実演鑑賞
満足度★★★★★
戯曲も俳優も見事な芝居だった。海軍を追い出されて、仕方なく警備員(ドアマン)をやってる中村蒼(ジェフ)がいい。のびのびした若さとお気楽なお調子者の様子が、全身からあふれていた。細かい所作もよく考えて作りこまれたものだろう。

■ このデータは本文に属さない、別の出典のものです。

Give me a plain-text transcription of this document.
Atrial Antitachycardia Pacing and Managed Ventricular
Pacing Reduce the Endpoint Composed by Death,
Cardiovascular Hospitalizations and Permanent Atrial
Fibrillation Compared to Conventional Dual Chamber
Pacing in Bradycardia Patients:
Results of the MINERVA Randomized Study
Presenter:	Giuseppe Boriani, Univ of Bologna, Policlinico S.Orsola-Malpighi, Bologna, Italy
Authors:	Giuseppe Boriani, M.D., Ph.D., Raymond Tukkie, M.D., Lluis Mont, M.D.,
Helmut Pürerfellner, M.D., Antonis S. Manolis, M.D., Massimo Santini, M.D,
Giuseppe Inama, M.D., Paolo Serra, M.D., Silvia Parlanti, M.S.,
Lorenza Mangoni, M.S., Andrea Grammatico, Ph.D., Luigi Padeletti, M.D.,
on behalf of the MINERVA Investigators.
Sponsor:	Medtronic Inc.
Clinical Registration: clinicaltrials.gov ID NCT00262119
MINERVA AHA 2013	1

ウイリアム(板橋駿谷)が、殺人の疑いで逮捕された弟のために、偽のアリバイ証言をするかどうか悩む。「無実の黒人が刑務所にはいっぱいいるっていうことも知ってる」というセリフで、ウイリアムは黒人の設定? と感じた。眞熊に調べると、米国での上演では黒人が演じていた。そうわかってみると、彼の「この社会は最低だって知ってるさ」等々の科白、ひたすら上に上るための職務への忠実さの裏に、黒人を取り巻く厳しい現実と差別があることがわかる。「お前は黒人だろうに」のようなあからさまなセリフはないので、見のがしやすいが。
家族や相棒のために嘘は許されるのか、逆に正直に話すことは密告・裏切りではないのか。普通、身内をかばうためのうそは当然と思うが、カントはいかなる場合も嘘を否定した。しかし現実には単純な答えはない。正義とは何かを、具体的に問いかけるいい芝居だった。